3. Reboot, connect over fast lan, netstat -s > file1, connect over slow lan, netstat -s > file2, diff file1 file2, check for errors in all layers.

4. Check settings on server.
/etc/resolv.conf and /etc/nsswitch.conf

5. ndd -get /dev/tcp ?
ndd -get /dev/ip ?

Then check /etc/rc.config.d/nddconf

6. You said you had backed up the netconf file - make sure it isn't still in the rc.config.d directory or it will be executed along with the real one - maybe in the wrong order.

7. traceroute back from server to client as well as from client to server.

8. netstat -rn (on a PC use ROUTE PRINT) to make sure your route to the slow IP range goes the right way.

9. I have encountered network socket saturation on database queries through VLANs which caused >30 second delays to queries. These queries went a lot quicker by load balancing database access over several interface cards and also using shared memory connections for server based batch processes.


Steve Lewis
Honored Contributor

Re: class C network

Ray,

You have been very thorough and I doubt if I can think of anything you haven't tried, but just in case:

1. Rule out database settings:
Which IP is the listener attached to? Try changing it to the other one (the other hostname).
Compare query speeds with ftp times on both networks. If its the network then ftp should also be slow.

2. Check your client settings - how is the client getting the IP for the server - DNS? windows hosts file? Rule our DNS.

3. Reboot, connect over fast lan, netstat -s > file1, connect over slow lan, netstat -s > file2, diff file1 file2, check for errors in all layers.

4. Check settings on server.
/etc/resolv.conf and /etc/nsswitch.conf

5. ndd -get /dev/tcp ?
ndd -get /dev/ip ?

Then check /etc/rc.config.d/nddconf

6. You said you had backed up the netconf file - make sure it isn't still in the rc.config.d directory or it will be executed along with the real one - maybe in the wrong order.

7. traceroute back from server to client as well as from client to server.

8. netstat -rn (on a PC use ROUTE PRINT) to make sure your route to the slow IP range goes the right way.

9. I have encountered network socket saturation on database queries through VLANs which caused >30 second delays to queries. These queries went a lot quicker by load balancing database access over several interface cards and also using shared memory connections for server based batch processes.
Bill Douglass
Esteemed Contributor

Re: class C network

Definitely take a look at the TCP traffic between the host and client. You can capture the traffic useing tcpdump

http://hpux.cs.utah.edu/hppd/hpux/Networking/Admin/tcpdump-3.7.2/


which also requires libpcap


http://hpux.cs.utah.edu/hppd/hpux/Networking/Admin/libpcap-0.7.2/

Once installed, do something like:

tcpdump -v -i to get all traffic coming into or out of your server, and

tcpdump -v -i clientip

to see the traffic between your client and the host. You should be able to get an idea of where the conversation is getting bogged down.
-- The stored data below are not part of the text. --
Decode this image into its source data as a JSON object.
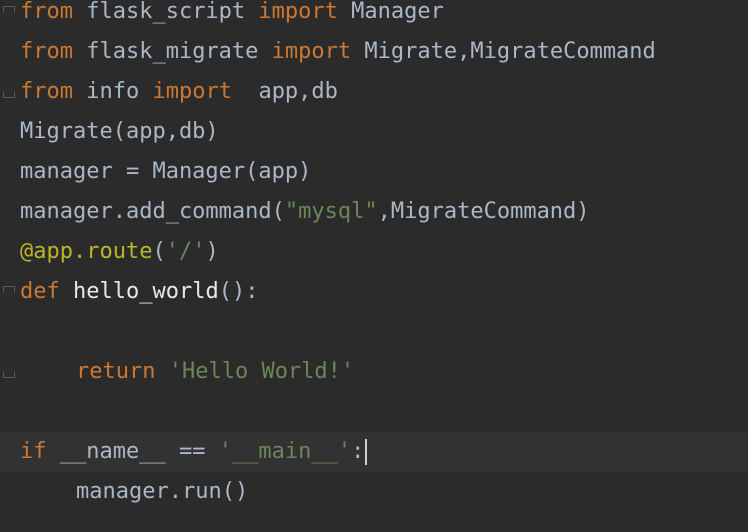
{
  "editor": {
    "lines": [
      {
        "k1": "from",
        "t1": " flask_script ",
        "k2": "import",
        "t2": " Manager"
      },
      {
        "k1": "from",
        "t1": " flask_migrate ",
        "k2": "import",
        "t2": " Migrate,MigrateCommand"
      },
      {
        "k1": "from",
        "t1": " info ",
        "k2": "import",
        "t2": "  app,db"
      },
      {
        "t1": "Migrate(app,db)"
      },
      {
        "t1": "manager = Manager(app)"
      },
      {
        "t1": "manager.add_command(",
        "s1": "\"mysql\"",
        "t2": ",MigrateCommand)"
      },
      {
        "d1": "@app.route",
        "t1": "(",
        "s1": "'/'",
        "t2": ")"
      },
      {
        "k1": "def",
        "n1": " hello_world",
        "t1": "():"
      },
      {
        "t1": ""
      },
      {
        "k1": "return",
        "s1": " 'Hello World!'"
      },
      {
        "t1": ""
      },
      {
        "k1": "if",
        "t1": " __name__ == ",
        "s1": "'__main__'",
        "t2": ":"
      },
      {
        "t1": "manager.run()"
      }
    ]
  },
  "colors": {
    "background": "#2b2b2b",
    "keyword": "#cc7832",
    "plain": "#a9b7c6",
    "string": "#6a8759",
    "decorator": "#bbb529"
  }
}
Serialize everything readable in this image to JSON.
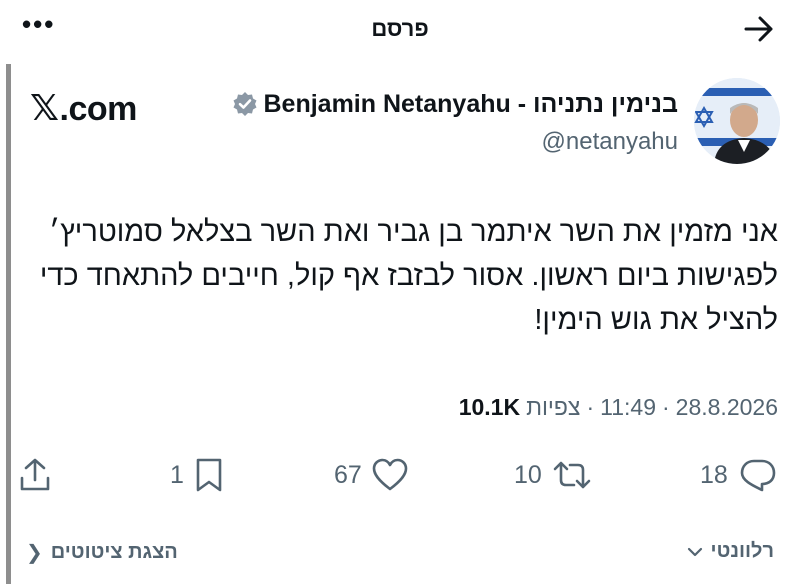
{
  "header": {
    "title": "פרסם",
    "more_icon": "more-horizontal-icon",
    "back_icon": "arrow-right-icon"
  },
  "author": {
    "name": "בנימין נתניהו - Benjamin Netanyahu",
    "handle": "@netanyahu",
    "verified": true,
    "verified_color": "#8b98a5"
  },
  "source": {
    "logo_text": ".com",
    "logo_x": "𝕏"
  },
  "tweet": {
    "lines": [
      "אני מזמין את השר איתמר בן גביר ואת השר בצלאל סמוטריץ׳",
      "לפגישות ביום ראשון. אסור לבזבז אף קול, חייבים להתאחד כדי",
      "להציל את גוש הימין!"
    ]
  },
  "meta": {
    "date": "28.8.2026",
    "time": "11:49",
    "views_count": "10.1K",
    "views_label": "צפיות",
    "separator": "·"
  },
  "actions": {
    "reply_count": "18",
    "retweet_count": "10",
    "like_count": "67",
    "bookmark_count": "1"
  },
  "footer": {
    "relevant_label": "רלוונטי",
    "show_quotes_label": "הצגת ציטוטים"
  },
  "colors": {
    "text": "#0f1419",
    "secondary": "#536471",
    "quote_bar": "#8e8e8e"
  }
}
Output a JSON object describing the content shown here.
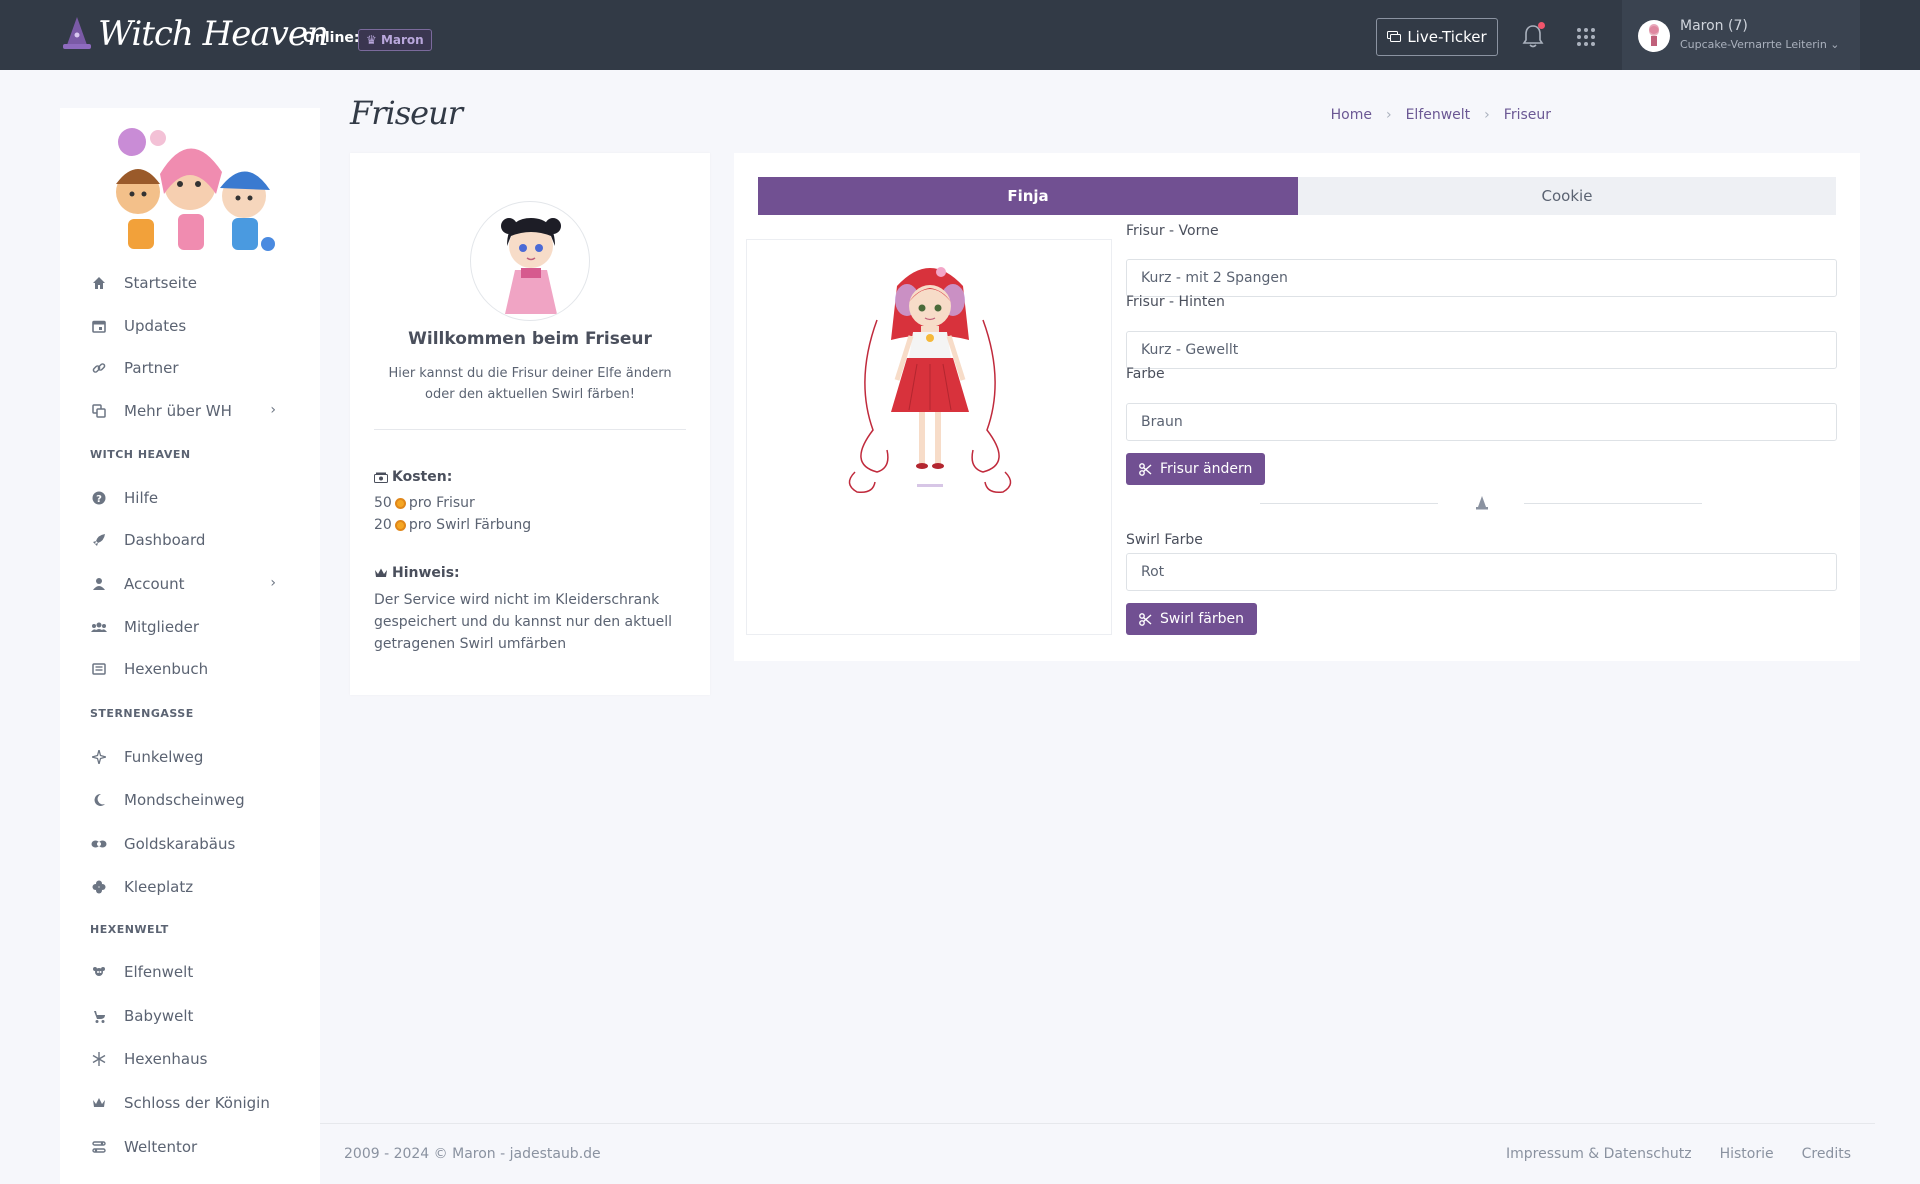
{
  "header": {
    "logo_text": "Witch Heaven",
    "online_label": "Online:",
    "online_user": "Maron",
    "live_ticker_label": "Live-Ticker",
    "user_name": "Maron (7)",
    "user_role": "Cupcake-Vernarrte Leiterin"
  },
  "sidebar": {
    "items_main": [
      {
        "label": "Startseite",
        "icon": "home-icon"
      },
      {
        "label": "Updates",
        "icon": "calendar-icon"
      },
      {
        "label": "Partner",
        "icon": "link-icon"
      },
      {
        "label": "Mehr über WH",
        "icon": "copy-icon"
      }
    ],
    "section_witch_heaven": "WITCH HEAVEN",
    "items_wh": [
      {
        "label": "Hilfe",
        "icon": "help-icon"
      },
      {
        "label": "Dashboard",
        "icon": "rocket-icon"
      },
      {
        "label": "Account",
        "icon": "user-icon"
      },
      {
        "label": "Mitglieder",
        "icon": "users-icon"
      },
      {
        "label": "Hexenbuch",
        "icon": "book-icon"
      }
    ],
    "section_sternengasse": "STERNENGASSE",
    "items_sg": [
      {
        "label": "Funkelweg",
        "icon": "sparkle-icon"
      },
      {
        "label": "Mondscheinweg",
        "icon": "moon-icon"
      },
      {
        "label": "Goldskarabäus",
        "icon": "scarab-icon"
      },
      {
        "label": "Kleeplatz",
        "icon": "clover-icon"
      }
    ],
    "section_hexenwelt": "HEXENWELT",
    "items_hw": [
      {
        "label": "Elfenwelt",
        "icon": "fairy-icon"
      },
      {
        "label": "Babywelt",
        "icon": "stroller-icon"
      },
      {
        "label": "Hexenhaus",
        "icon": "snowflake-icon"
      },
      {
        "label": "Schloss der Königin",
        "icon": "crown-icon"
      },
      {
        "label": "Weltentor",
        "icon": "portal-icon"
      }
    ]
  },
  "page": {
    "title": "Friseur",
    "breadcrumb": [
      "Home",
      "Elfenwelt",
      "Friseur"
    ]
  },
  "info": {
    "welcome_title": "Willkommen beim Friseur",
    "welcome_text": "Hier kannst du die Frisur deiner Elfe ändern oder den aktuellen Swirl färben!",
    "cost_label": "Kosten:",
    "cost_hair_amount": "50",
    "cost_hair_text": "pro Frisur",
    "cost_swirl_amount": "20",
    "cost_swirl_text": "pro Swirl Färbung",
    "hint_label": "Hinweis:",
    "hint_text": "Der Service wird nicht im Kleiderschrank gespeichert und du kannst nur den aktuell getragenen Swirl umfärben"
  },
  "tabs": [
    "Finja",
    "Cookie"
  ],
  "form": {
    "front_label": "Frisur - Vorne",
    "front_value": "Kurz - mit 2 Spangen",
    "back_label": "Frisur - Hinten",
    "back_value": "Kurz - Gewellt",
    "color_label": "Farbe",
    "color_value": "Braun",
    "change_button": "Frisur ändern",
    "swirl_label": "Swirl Farbe",
    "swirl_value": "Rot",
    "swirl_button": "Swirl färben"
  },
  "footer": {
    "copyright": "2009 - 2024 © Maron - jadestaub.de",
    "links": [
      "Impressum & Datenschutz",
      "Historie",
      "Credits"
    ]
  },
  "colors": {
    "accent": "#715092",
    "topbar": "#323a46",
    "background": "#f6f7fb"
  }
}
hp-ux also includes nettl, which I have not used, so I can't offer advise on.
Ray Aslin
Occasional Contributor

Re: class C network

yesterday we had the VAR come on site, after some sniffing, and mirroring the ports on the switch, we found out what was going on...most of this is admittedly over my head, but I thought you all would like to know.

The server was xmitting packets with bad/missing checksum's. We had tried another of the same network card's, and had the same problem, so we tried a different type of 10/100/1000 base T cards and the problem stopped occuring, so its either something intrinsic in the Nic, or something in the driver. HP came out with a different 10/100/1000 nic, and are taking a look at the previous nic, and the captures we did. The problem is believed to be 'data specific' and not one of us can imagine why it would manifest itself so much more prominently on one IP address as opposed to another.

We do have another identical server, with the same nic running a different DB application...that one is working fine.

the Nic was:HP A6794-60001 PCI, and the application is Mckesson, HBOC Caremanager.

so, hopefully no other organizations will experience this same scenario...but if you do...there you have it...

a thank you to everyone who took time out of there day to give advice, it was much appreciated.